Grandboy: WHAT?!? YOU DON’T KNOW IF IT’LL HURT???!!?

Me: Yep. Depends on how it happens. I might get in a car crash. Or just die nicely in my sleep when I’m very old.

Grandboy: Or get eaten by a dinosaur.

Me: Yep. That’s in the realm of possibility.

Grandboy: Or get eaten by a zombie.

Me: Yep. That too.

Grandboy (giggling): Or get eaten by BEES

Me: Ok, that’s enough of THAT bit.

Grandboy: I hope it won’t hurt when you die.

Me: Me too.

Grandboy: Because then you can’t enjoy it.

Me: That’s so true.
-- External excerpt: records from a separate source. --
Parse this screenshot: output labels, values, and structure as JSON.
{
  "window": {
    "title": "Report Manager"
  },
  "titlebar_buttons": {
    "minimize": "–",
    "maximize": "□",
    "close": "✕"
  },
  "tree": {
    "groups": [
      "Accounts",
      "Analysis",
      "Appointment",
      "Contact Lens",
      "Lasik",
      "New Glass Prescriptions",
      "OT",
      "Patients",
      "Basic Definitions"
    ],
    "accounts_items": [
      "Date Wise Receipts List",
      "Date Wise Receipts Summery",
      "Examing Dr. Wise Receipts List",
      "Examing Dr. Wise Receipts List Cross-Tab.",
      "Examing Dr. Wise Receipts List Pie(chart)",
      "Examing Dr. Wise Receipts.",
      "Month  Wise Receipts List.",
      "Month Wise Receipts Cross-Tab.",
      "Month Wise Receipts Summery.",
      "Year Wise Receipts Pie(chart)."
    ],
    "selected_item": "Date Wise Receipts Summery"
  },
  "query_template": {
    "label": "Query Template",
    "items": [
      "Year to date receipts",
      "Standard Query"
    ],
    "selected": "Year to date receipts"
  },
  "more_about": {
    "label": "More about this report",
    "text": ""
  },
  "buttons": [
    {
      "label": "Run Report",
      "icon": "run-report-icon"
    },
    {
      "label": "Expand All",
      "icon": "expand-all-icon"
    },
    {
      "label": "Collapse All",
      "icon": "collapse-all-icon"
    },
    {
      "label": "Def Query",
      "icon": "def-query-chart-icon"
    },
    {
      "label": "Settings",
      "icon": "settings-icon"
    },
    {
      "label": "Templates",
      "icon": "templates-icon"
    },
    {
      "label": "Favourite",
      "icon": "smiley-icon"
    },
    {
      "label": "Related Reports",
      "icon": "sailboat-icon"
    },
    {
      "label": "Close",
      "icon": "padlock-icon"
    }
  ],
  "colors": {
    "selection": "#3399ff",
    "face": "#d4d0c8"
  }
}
I hope I enjoy it.

I’M THE PRESIDENT

Grandboy (waving his hand in the air): I’M THE PRESIDENT. You must do what I SAY

Me: No, actually we voted you into office. So you have to do what we ask you to do.

Grandboy: Wait, what? The president doesn’t have all the power?

Me: All elected officials are here to represent us, not tell us how to live and what to do.

Grandboy (mind blown): Oh, well then YOU can be president and I’ll tell you what to do.

—–

How quickly the path of power flows. I love the sound of liberty waking up

We need a tree-making machine

Grandboy: Grandpa, we should all stop using trees. We need trees for OXYGEN

Me: Well, we need to use trees to build things. Stopping all use of trees isn’t practical.

Grandboy: Maybe scientists can come up with a way to make MORE TREES. Then we’d replace the ones we use.

Me (raising an eyebrow)

Grandboy: (thinking) oooooo that’s called PLANTING SEEDS, right, grandpa?

Me: Sometimes the simplest things are the best.